Undefeated in 14 career races, Zenyatta won the Lady's Secret in both 2008 and 2009. The $5 million Breeders' Cup Classic at Santa Anita Park was the final start for the five-year-old mare who earned $3.3 million in 2009.
"When the history books are written, we feel that what Zenyatta accomplished here on November 7 will go down as one of the all-time great achievements in American racing," said Oak Tree Director and Executive Vice President Sherwood Chillingworth.
"It is particularly appropriate, in that she won the Lady's Secret two years in-a-row," Chillingworth continued, "and like Lady's Secret, we feel strongly that Zenyatta should be Horse of the Year. Her brilliance is undeniable and we are proud to rename this prestigious race in her honor."

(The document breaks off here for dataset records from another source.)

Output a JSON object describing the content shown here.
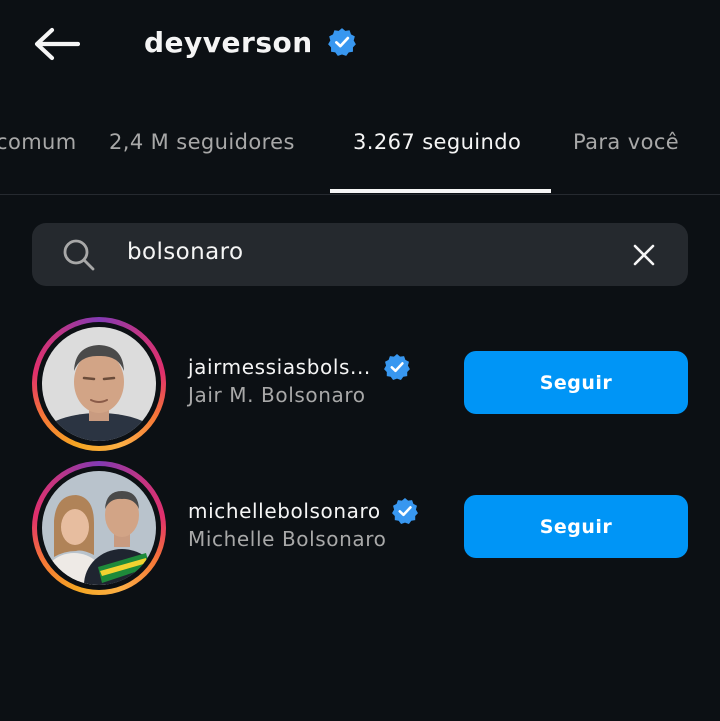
{
  "header": {
    "title": "deyverson",
    "verified": true,
    "back_icon": "arrow-left-icon"
  },
  "tabs": [
    {
      "label": "comum",
      "active": false
    },
    {
      "label": "2,4 M seguidores",
      "active": false
    },
    {
      "label": "3.267 seguindo",
      "active": true
    },
    {
      "label": "Para você",
      "active": false
    }
  ],
  "search": {
    "value": "bolsonaro",
    "icon": "search-icon",
    "clear_icon": "close-icon"
  },
  "results": [
    {
      "username": "jairmessiasbols...",
      "full_name": "Jair M. Bolsonaro",
      "verified": true,
      "button_label": "Seguir"
    },
    {
      "username": "michellebolsonaro",
      "full_name": "Michelle Bolsonaro",
      "verified": true,
      "button_label": "Seguir"
    }
  ],
  "colors": {
    "background": "#0c1014",
    "accent": "#0095f6",
    "verified": "#3897f0",
    "search_bg": "#25292e",
    "secondary_text": "#a8a8a8"
  }
}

The 1 1/16-mile Lady's Secret was inaugurated in 1993 for fillies and mares. It was named in honor of the filly who won the Breeders' Cup Distaff in 1986 as a 1-2 favorite. Lady's Secret was owned by the late Eugene Klein and his wife Joyce, and she was trained by D. Wayne Lukas. When she retired Lady's Secret had earned more than $3 million with 25 wins in 45 starts.

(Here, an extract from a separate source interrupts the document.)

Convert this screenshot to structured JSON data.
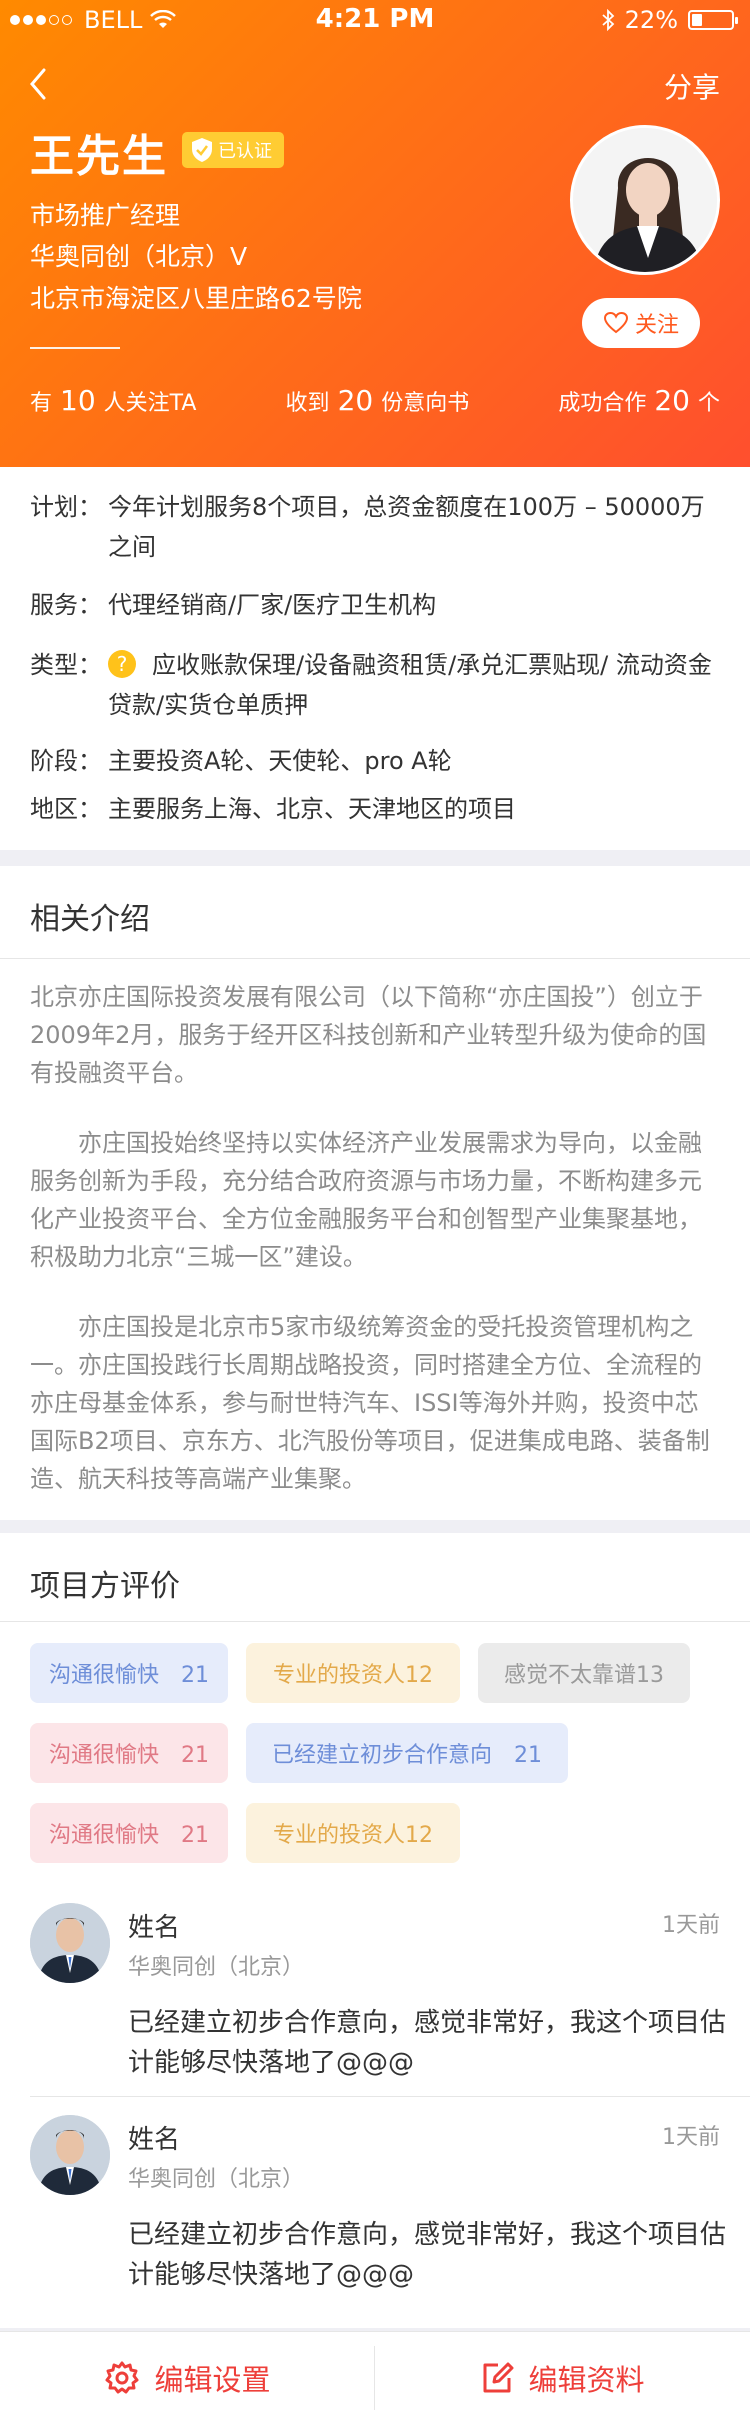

"Lady's Secret was a great mare herself," noted Chillingworth. "She won the (Breeders' Cup) Distaff here in 1986 and went on to be named Horse of the Year, but what Zenyatta did here against the best horses in the world is something none of us who witnessed it will ever forget."
Zenyatta is owned by Jerry and Ann Moss and was trained by John Shirreffs. Following her win of the 2008 Lady's Secret, Zenyatta went on to capture the $2 million Breeders' Cup Ladies Classic, and voted the 2008 Eclipse Award as Champion Older Female.
"At first, Jerry was reluctant to accept our offer of renaming the race, because he was a personal friend of Gene Klein," said Chillingworth. "But after he and Ann thought about it for a couple of days, he called back and said they thought Zenyatta would be flattered by the comparison and to know that she was held in such high esteem."